Molla, mürit, rant... Ve infaz!..

Bireyi köleleştiren rant sisteminin ilişkiler zinciri hiç ama hiç değişmiyor... Yöntem oldum olası aynıdır; insafsızca sömürenler ve zavallıca sömürülenler...

İzmir'in Kestanepazarı camiinden yola çıkarak milyarlarca dolarlık devasa bir ekonomiye ulaşan "FETÖ" sistemi de yıllar boyunca aynı çarkı kullandı...

Sistemin başlangıcı, yolu ve yöntemi, gidişatı ve hızla büyümesindeki harekat tarzı ve örgütlenme biçimi aynıdır; Bağnazlık-medrese-dergah, molla-mürit-rant ve tarikat- ticaret- siyaset!..

1980 yılındaki askeri darbenin hemen ardından "sağcı"lığı ve "solcu"luğu ezmek için geliştirilen muhafazakar siyaset anlayışı ne yazık ki önce dinciliği, sonra bağnazlığı ardından da sözde şeriatçılığı hortlattı... Ve ne yazık ki Hizbullah'tan İslami Hareket'e kadar radikal dinciliği de!!!

Dikkat ediniz; dün ya da bügünlerde piyasada "molla, şeyh, efendi" ya da sözde "üstad"lığın çevresinde oluşturulan bağnazlık çemberi işte 37 yıl önce "gaflet- dalalet ve hatta hıyanet"le de dayatılan karanlık bir stratejinin ürünüdür...

Din sömürüsünün seçim sandığına yansıması için askerin, polisin, bürokrasinin ve yargının da elini kolunu bağlayan zavallı siyaset sistemi, tarikatçılıktan-cemaatçilikten beslendiği için kimi "hoca" takımının çevrelerinde oluşturdukları "mürit" zinciri bir süre sonra öylesine büyüdü ki, nihayetinde kendi devasa ekonomisini yaratmakta da gecikmedi...

Hem de bir süre sonra tıpkı Fethullah cemaatinin de yaptığı gibi, devleti de yutacak hale getirilen bir karanlık ekonomik imparatorluktur bu!..

Ya yeni FETÖ'ler çıkarsa?..

AKP tayfasının da sıklıkla dile getirdiği "CHP camileri ahıra dönüştürdü" yalanıyla örtbas edilmeye çalışılan medrese-cami ticareti de işte 12 Eylül'deki ihanet stratejisinden miras kalan sistemin içinde büyüdü...

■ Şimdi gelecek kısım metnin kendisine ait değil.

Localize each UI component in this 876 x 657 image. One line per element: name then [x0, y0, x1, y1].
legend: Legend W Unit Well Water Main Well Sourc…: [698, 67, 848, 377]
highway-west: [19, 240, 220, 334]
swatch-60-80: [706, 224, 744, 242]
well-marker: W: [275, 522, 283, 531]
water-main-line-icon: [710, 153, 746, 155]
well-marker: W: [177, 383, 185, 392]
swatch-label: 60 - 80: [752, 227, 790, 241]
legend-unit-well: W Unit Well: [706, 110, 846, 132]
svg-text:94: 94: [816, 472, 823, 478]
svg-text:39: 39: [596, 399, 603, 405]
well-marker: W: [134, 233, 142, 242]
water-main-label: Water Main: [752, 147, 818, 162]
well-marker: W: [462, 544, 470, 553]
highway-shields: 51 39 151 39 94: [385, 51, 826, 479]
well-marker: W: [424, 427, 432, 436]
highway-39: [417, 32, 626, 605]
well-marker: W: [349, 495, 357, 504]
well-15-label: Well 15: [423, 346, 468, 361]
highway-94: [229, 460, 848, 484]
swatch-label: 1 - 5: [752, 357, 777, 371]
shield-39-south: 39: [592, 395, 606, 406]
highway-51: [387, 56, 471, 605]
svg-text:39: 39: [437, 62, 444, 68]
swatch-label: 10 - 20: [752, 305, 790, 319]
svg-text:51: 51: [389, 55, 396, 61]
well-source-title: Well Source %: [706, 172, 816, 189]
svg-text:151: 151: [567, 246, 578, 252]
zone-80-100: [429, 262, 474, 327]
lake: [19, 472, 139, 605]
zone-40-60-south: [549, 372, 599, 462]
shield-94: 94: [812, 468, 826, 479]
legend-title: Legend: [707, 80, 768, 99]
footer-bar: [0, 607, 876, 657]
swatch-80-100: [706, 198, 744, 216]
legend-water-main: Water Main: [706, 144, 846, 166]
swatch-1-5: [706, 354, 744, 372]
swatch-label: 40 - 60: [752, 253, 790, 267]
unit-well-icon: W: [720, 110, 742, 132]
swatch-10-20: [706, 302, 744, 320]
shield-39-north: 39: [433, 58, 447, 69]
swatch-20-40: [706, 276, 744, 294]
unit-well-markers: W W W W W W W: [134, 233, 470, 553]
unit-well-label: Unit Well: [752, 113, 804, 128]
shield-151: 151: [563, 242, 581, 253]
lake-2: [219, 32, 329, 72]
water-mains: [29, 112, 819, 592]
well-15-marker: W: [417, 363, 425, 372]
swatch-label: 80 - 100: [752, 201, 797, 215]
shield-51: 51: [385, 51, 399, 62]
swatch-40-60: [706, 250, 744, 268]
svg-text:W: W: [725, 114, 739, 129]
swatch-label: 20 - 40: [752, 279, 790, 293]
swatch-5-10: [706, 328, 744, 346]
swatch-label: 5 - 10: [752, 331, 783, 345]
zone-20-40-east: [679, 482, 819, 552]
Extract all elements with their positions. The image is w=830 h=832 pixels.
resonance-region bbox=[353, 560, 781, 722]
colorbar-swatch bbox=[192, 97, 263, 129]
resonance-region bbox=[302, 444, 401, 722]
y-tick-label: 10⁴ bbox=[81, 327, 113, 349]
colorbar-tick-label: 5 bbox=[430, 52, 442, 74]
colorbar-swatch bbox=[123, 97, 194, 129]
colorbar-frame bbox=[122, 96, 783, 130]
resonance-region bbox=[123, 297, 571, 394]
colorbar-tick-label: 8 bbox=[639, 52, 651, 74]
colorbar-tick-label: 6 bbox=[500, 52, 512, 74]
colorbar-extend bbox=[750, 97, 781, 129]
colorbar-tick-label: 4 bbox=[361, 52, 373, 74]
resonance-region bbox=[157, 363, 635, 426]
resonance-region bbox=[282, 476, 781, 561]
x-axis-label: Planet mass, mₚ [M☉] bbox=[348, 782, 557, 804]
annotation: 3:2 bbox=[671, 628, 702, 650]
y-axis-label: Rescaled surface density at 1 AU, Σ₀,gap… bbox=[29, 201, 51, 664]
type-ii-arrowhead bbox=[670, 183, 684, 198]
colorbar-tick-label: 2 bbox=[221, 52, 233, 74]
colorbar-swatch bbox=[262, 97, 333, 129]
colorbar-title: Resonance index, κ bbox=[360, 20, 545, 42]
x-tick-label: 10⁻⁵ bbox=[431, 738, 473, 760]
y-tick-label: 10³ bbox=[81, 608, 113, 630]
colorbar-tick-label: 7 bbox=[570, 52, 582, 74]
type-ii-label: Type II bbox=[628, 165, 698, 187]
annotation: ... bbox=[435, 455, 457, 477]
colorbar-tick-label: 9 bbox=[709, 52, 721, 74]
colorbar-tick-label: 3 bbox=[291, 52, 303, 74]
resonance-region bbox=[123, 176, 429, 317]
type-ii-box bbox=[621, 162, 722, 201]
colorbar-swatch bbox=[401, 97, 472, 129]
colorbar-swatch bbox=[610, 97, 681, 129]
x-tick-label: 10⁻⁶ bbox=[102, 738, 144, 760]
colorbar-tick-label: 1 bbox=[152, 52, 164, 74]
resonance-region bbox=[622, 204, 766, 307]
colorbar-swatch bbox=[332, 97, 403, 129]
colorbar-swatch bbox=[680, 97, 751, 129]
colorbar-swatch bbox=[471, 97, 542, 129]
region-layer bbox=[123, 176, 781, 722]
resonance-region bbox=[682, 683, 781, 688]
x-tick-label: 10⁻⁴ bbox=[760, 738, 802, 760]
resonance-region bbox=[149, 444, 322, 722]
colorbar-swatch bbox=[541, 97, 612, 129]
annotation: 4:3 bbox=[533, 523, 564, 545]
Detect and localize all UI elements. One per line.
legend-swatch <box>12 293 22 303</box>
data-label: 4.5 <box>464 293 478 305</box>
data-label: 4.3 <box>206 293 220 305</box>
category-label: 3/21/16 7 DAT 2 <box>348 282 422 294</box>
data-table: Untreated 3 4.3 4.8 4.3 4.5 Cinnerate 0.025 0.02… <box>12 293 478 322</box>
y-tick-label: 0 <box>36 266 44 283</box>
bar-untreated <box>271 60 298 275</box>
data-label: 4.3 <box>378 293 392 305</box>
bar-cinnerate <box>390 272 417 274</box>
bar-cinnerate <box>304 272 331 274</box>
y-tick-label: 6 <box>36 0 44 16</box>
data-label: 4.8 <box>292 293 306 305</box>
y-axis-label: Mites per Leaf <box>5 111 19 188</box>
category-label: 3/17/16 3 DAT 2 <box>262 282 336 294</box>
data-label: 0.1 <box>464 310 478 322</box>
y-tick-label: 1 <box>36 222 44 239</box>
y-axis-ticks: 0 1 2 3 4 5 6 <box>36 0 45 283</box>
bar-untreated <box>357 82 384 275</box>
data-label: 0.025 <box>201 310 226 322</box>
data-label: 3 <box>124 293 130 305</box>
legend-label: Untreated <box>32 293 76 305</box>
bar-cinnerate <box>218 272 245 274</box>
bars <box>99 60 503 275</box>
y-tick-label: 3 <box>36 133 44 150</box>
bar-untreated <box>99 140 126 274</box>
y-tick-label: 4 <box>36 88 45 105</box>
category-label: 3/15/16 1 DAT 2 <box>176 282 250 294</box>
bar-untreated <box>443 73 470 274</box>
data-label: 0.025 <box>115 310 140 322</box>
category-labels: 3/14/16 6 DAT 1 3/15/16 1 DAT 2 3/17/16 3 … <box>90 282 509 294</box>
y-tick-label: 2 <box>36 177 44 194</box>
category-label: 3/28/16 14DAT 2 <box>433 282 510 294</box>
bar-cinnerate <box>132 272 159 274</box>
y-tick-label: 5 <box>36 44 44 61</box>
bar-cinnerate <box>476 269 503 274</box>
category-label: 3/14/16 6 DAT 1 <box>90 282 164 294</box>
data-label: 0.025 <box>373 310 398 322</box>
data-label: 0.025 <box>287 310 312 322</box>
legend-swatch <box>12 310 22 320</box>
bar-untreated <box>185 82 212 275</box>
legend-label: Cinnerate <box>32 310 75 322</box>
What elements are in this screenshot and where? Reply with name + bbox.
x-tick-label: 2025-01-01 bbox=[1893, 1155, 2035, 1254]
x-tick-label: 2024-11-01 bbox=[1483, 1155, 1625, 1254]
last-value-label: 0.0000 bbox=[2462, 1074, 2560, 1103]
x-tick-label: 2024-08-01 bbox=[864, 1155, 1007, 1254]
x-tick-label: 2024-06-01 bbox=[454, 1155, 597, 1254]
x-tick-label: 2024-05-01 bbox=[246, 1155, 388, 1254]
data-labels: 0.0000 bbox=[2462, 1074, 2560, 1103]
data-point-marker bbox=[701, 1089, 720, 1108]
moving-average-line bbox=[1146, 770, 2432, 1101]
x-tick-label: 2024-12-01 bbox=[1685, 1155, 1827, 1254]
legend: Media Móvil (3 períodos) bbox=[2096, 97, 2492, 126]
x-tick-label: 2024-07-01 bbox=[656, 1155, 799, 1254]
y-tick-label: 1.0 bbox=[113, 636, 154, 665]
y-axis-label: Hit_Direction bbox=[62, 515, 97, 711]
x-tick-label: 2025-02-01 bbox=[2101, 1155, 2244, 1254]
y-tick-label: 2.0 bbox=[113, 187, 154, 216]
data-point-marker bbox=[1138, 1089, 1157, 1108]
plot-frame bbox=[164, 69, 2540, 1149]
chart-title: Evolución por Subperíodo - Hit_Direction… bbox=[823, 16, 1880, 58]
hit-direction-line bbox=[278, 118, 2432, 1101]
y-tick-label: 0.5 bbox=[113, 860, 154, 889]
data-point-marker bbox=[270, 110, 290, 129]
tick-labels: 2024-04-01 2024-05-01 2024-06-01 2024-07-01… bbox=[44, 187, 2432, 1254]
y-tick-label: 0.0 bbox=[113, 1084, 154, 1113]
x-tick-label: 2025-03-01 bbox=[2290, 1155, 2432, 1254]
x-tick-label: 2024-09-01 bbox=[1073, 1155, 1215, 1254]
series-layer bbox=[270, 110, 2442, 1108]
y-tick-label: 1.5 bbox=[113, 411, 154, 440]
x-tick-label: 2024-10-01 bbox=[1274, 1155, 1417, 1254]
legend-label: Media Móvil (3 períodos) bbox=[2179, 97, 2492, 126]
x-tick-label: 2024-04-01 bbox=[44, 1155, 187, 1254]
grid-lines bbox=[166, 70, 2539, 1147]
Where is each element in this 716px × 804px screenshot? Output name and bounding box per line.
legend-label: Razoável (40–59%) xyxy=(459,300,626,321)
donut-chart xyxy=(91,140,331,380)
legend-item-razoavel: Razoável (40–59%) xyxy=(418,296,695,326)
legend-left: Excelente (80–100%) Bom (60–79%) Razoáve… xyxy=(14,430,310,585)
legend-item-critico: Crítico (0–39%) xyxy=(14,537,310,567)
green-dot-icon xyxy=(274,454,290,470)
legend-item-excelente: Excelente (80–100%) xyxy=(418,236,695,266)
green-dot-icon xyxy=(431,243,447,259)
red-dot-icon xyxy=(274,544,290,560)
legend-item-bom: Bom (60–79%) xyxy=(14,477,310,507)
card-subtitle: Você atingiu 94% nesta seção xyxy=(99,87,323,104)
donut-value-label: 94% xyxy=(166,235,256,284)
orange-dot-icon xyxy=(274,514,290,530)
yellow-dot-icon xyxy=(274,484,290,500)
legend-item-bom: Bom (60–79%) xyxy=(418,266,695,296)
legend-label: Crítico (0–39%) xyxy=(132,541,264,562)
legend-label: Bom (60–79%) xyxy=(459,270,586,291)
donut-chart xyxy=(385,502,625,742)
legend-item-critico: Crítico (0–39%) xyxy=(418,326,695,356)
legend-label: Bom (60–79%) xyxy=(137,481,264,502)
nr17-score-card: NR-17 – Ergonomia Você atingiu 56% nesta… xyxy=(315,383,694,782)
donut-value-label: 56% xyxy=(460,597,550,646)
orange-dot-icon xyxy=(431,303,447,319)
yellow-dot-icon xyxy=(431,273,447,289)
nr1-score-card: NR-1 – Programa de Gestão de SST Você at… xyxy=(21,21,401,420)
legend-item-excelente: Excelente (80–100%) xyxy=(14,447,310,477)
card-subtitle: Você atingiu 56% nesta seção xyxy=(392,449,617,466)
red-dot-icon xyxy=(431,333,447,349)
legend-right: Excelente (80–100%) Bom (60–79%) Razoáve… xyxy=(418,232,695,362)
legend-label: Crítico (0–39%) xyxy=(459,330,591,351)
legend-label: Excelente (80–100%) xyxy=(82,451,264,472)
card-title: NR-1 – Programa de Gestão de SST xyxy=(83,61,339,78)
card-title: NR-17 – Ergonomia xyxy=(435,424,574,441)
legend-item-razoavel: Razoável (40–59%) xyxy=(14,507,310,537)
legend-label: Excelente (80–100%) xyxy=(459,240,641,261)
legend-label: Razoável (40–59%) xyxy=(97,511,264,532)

Artık nereye baksanız bir tarikat-cemaat, nereye baksanız camilerde- medreselerde, dergahlarda ve vakıf-dernek binalarında, sözde "şeyh" edalarıyla ahkam kesen bir sürü bağnazın faaliyeti var... Hem de millete ve devlete kafa tutarcasına...

"FETÖ"nün devlette yarattığı devasa yıkım az gelmiş olmalı ki, tam da Fethullahçıların dağıtılmaya çalışıldığı bir dönemde ortaya çıkan başka başka tarikat-cemaat yapıları, "fırsat bu fırsat" diyerek mürit-cemaat sistemi içinde büyümeye çalışırken, diğer yandan da adeta devlete kafa tutmaya devam ediyorlar...

Merkezi Adana'da olan Furkan Vakfı'nın deşifre edilen ürkütücü sistemi de bunun son kanıtıdır... Kimi örgütlerle ilişki içinde olduğuna yönelik vahim suçlamalar, dernek kasasında bulunan yüzbinlerce liralık kaynağı belirsiz para ve tıpkı "FETÖ" yapılanmasında olduğu gibi, kimin kimle evleneceğinde kadar karar veren, müritlerin her hareketine müdahale eden bir şeyh sistemi!!!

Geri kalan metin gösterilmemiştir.